Mercado brasileiro ainda não está maduro para as empresas sem dono, alerta especialista

O seleto grupo das empresas sem dono (ou True Corporations) está crescendo no Brasil. Depois de Gafisa, CVC, Renner, Totvs e BR Malls, a mais nova integrante deste clube é a Vale. Em tese, essas companhias seriam o estado da arte em termos de governança corporativa – sem interferências de controladores e com executivos livres para agir pelo bem do negócio. No entanto, para o conselheiro independente Geraldo Affonso Ferreira, o mercado brasileiro ainda não está suficientemente maduro para que muitas empresas atinjam o status de corporations.

Ferreira lembra que o ciclo evolutivo de uma empresa pode ser resumido da seguinte forma: tudo começa com um negócio de capital fechado, que se desenvolve para uma companhia de capital aberto com controle definido, dando lugar a uma empresa de controle difuso e, por fim, no topo desta cadeia, uma sociedade de capital pulverizado, também conhecida como True Corporation.

“Este estágio parece o sonho de consumo dos investidores. Mas empresas assim existem em nosso país? Se existirem, seus resultados são realmente melhores? E, por fim, será que elas estão mesmo com tal grau de evolução?”, questiona o conselheiro.

O mercado ainda tem dificuldade em apontar quais empresas são legítimas “corporations” no Brasil. Segundo estimativas do mercado, apenas 7% das 360 companhias listadas na Bolsa (B3) poderiam ser assim classificadas.

No entanto, segundo Ferreira, alguns casos suscitam dúvidas. “Há empresas de capital pulverizado, por exemplo, cujo fundador permanece na gestão ou na presidência do conselho. Essa presença pode até se mostrar positiva, com a supervisão experiente do empreendedor contribuindo para o futuro e no dia a dia. No entanto, não se pode dizer que essa é, de fato, uma empresa sem dono”, salienta.

Há também situações de companhias sem controlador, mas com alguns acionistas mais “relevantes” ou de “referência”, que acabam tendo maior influência nos conselhos e na administração, controlando a empresa.

Existem ainda casos de empresas em que, na ausência de um acionista majoritário, os administradores acabam assumindo o poder – e de lá não querem sair tão cedo.

Por fim, há negócios de controle diluído em que a participação societária do investidor é tão pequena que este não se sente estimulado a se engajar no conselho de administração da companhia.

Casos como estes levantam uma questão: se o excesso de controle faz mal e a falta também, qual o ponto de equilíbrio do poder corporativo?
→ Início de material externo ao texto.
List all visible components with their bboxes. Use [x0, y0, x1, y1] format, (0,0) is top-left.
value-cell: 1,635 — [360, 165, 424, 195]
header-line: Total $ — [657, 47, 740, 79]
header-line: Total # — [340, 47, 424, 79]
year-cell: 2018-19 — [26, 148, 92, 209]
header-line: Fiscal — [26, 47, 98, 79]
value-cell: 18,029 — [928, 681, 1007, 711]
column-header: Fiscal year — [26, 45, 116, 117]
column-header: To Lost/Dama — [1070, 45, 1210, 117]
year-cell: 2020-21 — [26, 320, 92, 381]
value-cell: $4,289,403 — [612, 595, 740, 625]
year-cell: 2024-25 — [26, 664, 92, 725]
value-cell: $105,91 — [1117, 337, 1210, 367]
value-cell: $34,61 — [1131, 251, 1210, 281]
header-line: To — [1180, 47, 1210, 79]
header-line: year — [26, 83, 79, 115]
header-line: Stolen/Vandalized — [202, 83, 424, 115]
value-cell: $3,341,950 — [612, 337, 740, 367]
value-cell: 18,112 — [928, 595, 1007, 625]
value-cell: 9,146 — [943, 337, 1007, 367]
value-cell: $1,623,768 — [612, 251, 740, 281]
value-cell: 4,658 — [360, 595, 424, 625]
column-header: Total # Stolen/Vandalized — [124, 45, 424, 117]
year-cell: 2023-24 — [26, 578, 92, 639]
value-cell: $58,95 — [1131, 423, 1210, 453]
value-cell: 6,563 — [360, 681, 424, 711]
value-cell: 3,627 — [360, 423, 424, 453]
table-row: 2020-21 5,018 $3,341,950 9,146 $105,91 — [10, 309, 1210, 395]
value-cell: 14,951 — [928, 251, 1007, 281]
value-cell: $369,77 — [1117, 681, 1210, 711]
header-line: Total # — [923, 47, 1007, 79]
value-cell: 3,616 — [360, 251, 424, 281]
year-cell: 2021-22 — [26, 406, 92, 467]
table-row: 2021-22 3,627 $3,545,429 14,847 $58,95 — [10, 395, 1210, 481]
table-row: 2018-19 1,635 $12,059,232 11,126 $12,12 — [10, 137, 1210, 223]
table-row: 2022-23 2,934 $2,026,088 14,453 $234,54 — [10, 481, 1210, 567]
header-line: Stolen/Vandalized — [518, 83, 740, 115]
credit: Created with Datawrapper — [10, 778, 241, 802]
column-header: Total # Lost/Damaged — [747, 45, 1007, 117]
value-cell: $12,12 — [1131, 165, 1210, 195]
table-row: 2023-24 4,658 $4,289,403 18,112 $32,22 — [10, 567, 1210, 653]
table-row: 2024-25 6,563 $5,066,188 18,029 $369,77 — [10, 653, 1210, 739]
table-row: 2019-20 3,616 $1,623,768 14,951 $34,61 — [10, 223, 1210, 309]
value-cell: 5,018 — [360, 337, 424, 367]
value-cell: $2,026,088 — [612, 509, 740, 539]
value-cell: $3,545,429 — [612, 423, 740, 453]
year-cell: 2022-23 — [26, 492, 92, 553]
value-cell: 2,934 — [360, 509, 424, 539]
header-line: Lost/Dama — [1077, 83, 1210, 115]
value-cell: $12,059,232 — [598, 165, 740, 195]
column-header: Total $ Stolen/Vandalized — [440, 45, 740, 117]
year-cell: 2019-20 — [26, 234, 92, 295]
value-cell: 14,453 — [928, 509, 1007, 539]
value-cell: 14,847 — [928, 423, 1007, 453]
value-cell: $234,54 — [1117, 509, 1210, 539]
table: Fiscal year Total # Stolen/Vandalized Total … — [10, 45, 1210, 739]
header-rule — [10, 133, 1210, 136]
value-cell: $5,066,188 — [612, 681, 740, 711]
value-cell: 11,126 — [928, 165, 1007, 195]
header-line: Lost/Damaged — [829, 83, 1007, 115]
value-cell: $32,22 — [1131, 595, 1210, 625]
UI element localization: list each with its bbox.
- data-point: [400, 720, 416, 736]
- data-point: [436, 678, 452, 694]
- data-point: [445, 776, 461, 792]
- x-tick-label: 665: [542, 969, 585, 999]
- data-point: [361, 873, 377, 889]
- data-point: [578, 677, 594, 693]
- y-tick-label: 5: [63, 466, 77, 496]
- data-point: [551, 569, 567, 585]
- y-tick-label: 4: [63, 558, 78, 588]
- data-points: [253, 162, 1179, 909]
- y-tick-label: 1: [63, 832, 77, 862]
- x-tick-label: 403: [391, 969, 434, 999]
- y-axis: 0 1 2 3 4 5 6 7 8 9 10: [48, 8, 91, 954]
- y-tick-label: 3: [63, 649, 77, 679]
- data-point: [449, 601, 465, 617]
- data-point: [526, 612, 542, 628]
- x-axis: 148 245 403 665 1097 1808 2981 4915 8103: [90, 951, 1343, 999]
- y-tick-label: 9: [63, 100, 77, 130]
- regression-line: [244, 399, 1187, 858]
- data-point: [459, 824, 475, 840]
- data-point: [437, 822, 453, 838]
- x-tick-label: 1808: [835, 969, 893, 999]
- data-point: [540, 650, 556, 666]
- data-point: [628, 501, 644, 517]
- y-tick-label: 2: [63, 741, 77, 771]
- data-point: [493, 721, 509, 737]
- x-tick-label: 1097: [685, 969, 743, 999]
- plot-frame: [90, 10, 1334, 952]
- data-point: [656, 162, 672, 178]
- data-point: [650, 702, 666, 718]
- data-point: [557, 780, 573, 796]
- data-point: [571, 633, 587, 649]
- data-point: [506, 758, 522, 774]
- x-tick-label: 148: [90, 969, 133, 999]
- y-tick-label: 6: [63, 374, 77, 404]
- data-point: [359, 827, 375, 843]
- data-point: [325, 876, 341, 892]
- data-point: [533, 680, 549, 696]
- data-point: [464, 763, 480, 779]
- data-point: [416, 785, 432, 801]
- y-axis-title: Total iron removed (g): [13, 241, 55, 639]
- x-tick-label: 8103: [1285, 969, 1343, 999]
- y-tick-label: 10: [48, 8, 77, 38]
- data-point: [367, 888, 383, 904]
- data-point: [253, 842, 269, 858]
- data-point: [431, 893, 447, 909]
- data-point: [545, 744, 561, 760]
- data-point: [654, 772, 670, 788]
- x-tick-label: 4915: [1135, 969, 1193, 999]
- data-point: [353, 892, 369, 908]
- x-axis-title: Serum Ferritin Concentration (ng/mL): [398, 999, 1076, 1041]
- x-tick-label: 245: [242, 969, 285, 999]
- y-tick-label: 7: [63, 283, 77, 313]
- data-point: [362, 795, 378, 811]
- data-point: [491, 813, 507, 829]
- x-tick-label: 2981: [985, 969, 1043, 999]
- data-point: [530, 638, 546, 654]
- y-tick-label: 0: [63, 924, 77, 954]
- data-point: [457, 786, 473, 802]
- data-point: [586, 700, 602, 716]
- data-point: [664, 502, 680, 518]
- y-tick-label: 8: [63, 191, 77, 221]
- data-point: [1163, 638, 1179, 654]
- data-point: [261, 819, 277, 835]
“Percebemos que a rota virtuosa para as boas práticas de governança corporativa é um aprendizado e, como tal, precisa cumprir etapas de evolução até que uma empresa atinja o patamar de uma True Corporation”, diz Ferreira.

Boas práticas

A realidade, porém, é bem distante disso. Um estudo do Instituto Brasileiro de Governança Corporativa (IBGC), da EY e da TozziniFreire mostra que as companhias abertas brasileiras adotam, em média, pouco mais da metade (54,3%) das práticas recomendadas pelo Código Brasileiro de Governança Corporativa.

“Há muitos degraus a escalar para ser, de fato, uma Corporation. Os acionistas precisam ser mais ativos e engajados nos conselhos – o que não é o perfil do investidor institucional brasileiro, e muito menos dos investidores pessoas físicas”, aponta o conselheiro.

Para ele, também é fundamental que os conselhos tenham mais diversidade, sendo formados não somente por financistas e advogados conhecedores do setor de atuação da empresa, mas também por pessoas com experiências e habilidades distintas e, principalmente, com coragem e determinação de buscar o melhor para a corporação.

Para garantir essa diversidade e competência em seus conselhos de administração, Ferreira recomenda que as companhias sem controle definido recorram a empresas de executive searching, para a seleção e avaliação regular do desempenho dos conselheiros.

Por fim, segundo Ferreira, para que as empresas de capital pulverizado não corram o risco de ser controladas por grupos de acionistas ou administradores, é preciso contar com a atuação vigilante dos órgãos de regulação do mercado, notadamente a CVM.

“Todos esses fatos nos levam a concluir que ainda não atingimos, no Brasil, os níveis de maturidade que ingressar na era das verdadeiras corporations, mas podemos e devemos continuar em nossa missão de aperfeiçoar as práticas de governança corporativa para fortalecer o nosso mercado”, afirma Ferreira.